For a while now here at Nooskewl, we've been using a license called the Give it Your Own License, License for our free and open source software releases. Not much has been said about the license because I haven't thought about it all that much. But to clear things up (hopefully), here is what it means.
We used to license our stuff as public domain, and I became aware that "public domain" was not a real thing in some countries. Now, I'm not a lawyer, so this could be completely bogus, but our license is meant to give you all the freedoms you'd ever want from a public domain license, but with actual license terms so that it can be used in those countries where public domain doesn't exist.
The terms of the license are very, very simple. The content DOES have a license, but the license permits you to change the license to whatever license you want. That's a lot of license. To write the license out in detail we need only a few lines and a disclaimer:
License, which gives you the right to re-license this software under any
terms, or any existing license, you desire.
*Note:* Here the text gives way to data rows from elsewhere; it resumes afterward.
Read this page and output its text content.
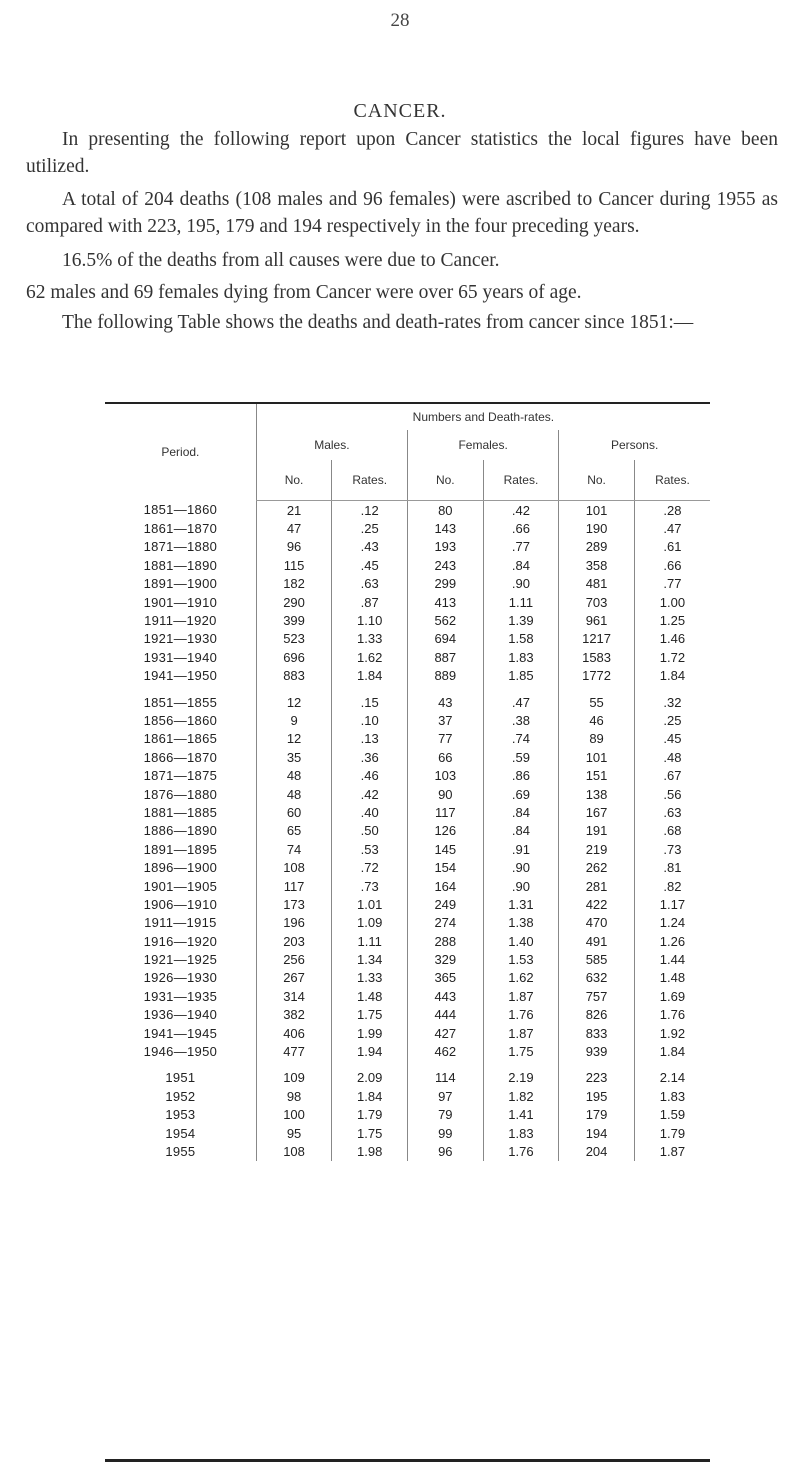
28
CANCER.
In presenting the following report upon Cancer statistics the local figures have been utilized.
A total of 204 deaths (108 males and 96 females) were ascribed to Cancer during 1955 as compared with 223, 195, 179 and 194 respectively in the four preceding years.
16.5% of the deaths from all causes were due to Cancer.
62 males and 69 females dying from Cancer were over 65 years of age.
The following Table shows the deaths and death-rates from cancer since 1851:—
Period.	Numbers and Death-rates.					
	Males.		Females.		Persons.	
	No.	Rates.	No.	Rates.	No.	Rates.
1851—1860	21	.12	80	.42	101	.28
1861—1870	47	.25	143	.66	190	.47
1871—1880	96	.43	193	.77	289	.61
1881—1890	115	.45	243	.84	358	.66
1891—1900	182	.63	299	.90	481	.77
1901—1910	290	.87	413	1.11	703	1.00
1911—1920	399	1.10	562	1.39	961	1.25
1921—1930	523	1.33	694	1.58	1217	1.46
1931—1940	696	1.62	887	1.83	1583	1.72
1941—1950	883	1.84	889	1.85	1772	1.84

1851—1855	12	.15	43	.47	55	.32
1856—1860	9	.10	37	.38	46	.25
1861—1865	12	.13	77	.74	89	.45
1866—1870	35	.36	66	.59	101	.48
1871—1875	48	.46	103	.86	151	.67
1876—1880	48	.42	90	.69	138	.56
1881—1885	60	.40	117	.84	167	.63
1886—1890	65	.50	126	.84	191	.68
1891—1895	74	.53	145	.91	219	.73
1896—1900	108	.72	154	.90	262	.81
1901—1905	117	.73	164	.90	281	.82
1906—1910	173	1.01	249	1.31	422	1.17
1911—1915	196	1.09	274	1.38	470	1.24
1916—1920	203	1.11	288	1.40	491	1.26
1921—1925	256	1.34	329	1.53	585	1.44
1926—1930	267	1.33	365	1.62	632	1.48
1931—1935	314	1.48	443	1.87	757	1.69
1936—1940	382	1.75	444	1.76	826	1.76
1941—1945	406	1.99	427	1.87	833	1.92
1946—1950	477	1.94	462	1.75	939	1.84

1951	109	2.09	114	2.19	223	2.14
1952	98	1.84	97	1.82	195	1.83
1953	100	1.79	79	1.41	179	1.59
1954	95	1.75	99	1.83	194	1.79
1955	108	1.98	96	1.76	204	1.87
Your new license terms shall not
affect the license terms of any future licensee of the software, as distributed
by the original author, nor shall your new license terms act retroactively on
any prior licensee.
THIS SOFTWARE IS PROVIDED BY THE AUTHOR "AS IS". ANY EXPRESS OR IMPLIED
WARRANTIES, INCLUDING, BUT NOT LIMITED TO THE IMPLIED WARRANTIES OF
MERCHANTABILITY AND FITNESS FOR A PARTICULAR PURPOSE ARE DISCLAIMED. THE
AUTHOR SHALL NOT UNDER ANY CIRCUMSTANCE BE HELD RESPONSIBLE FOR DAMAGE CAUSED
BY THE USE OF THE SOFTWARE LICENSED HEREIN.
Now if I'm completely wrong on the legality of this, forgive me. I haven't researched it (much, see the comments). I'm not knowledgable in the area of law. But until proven faulty, that is the Give it Your Own License, License, and we're using it on our FOSS.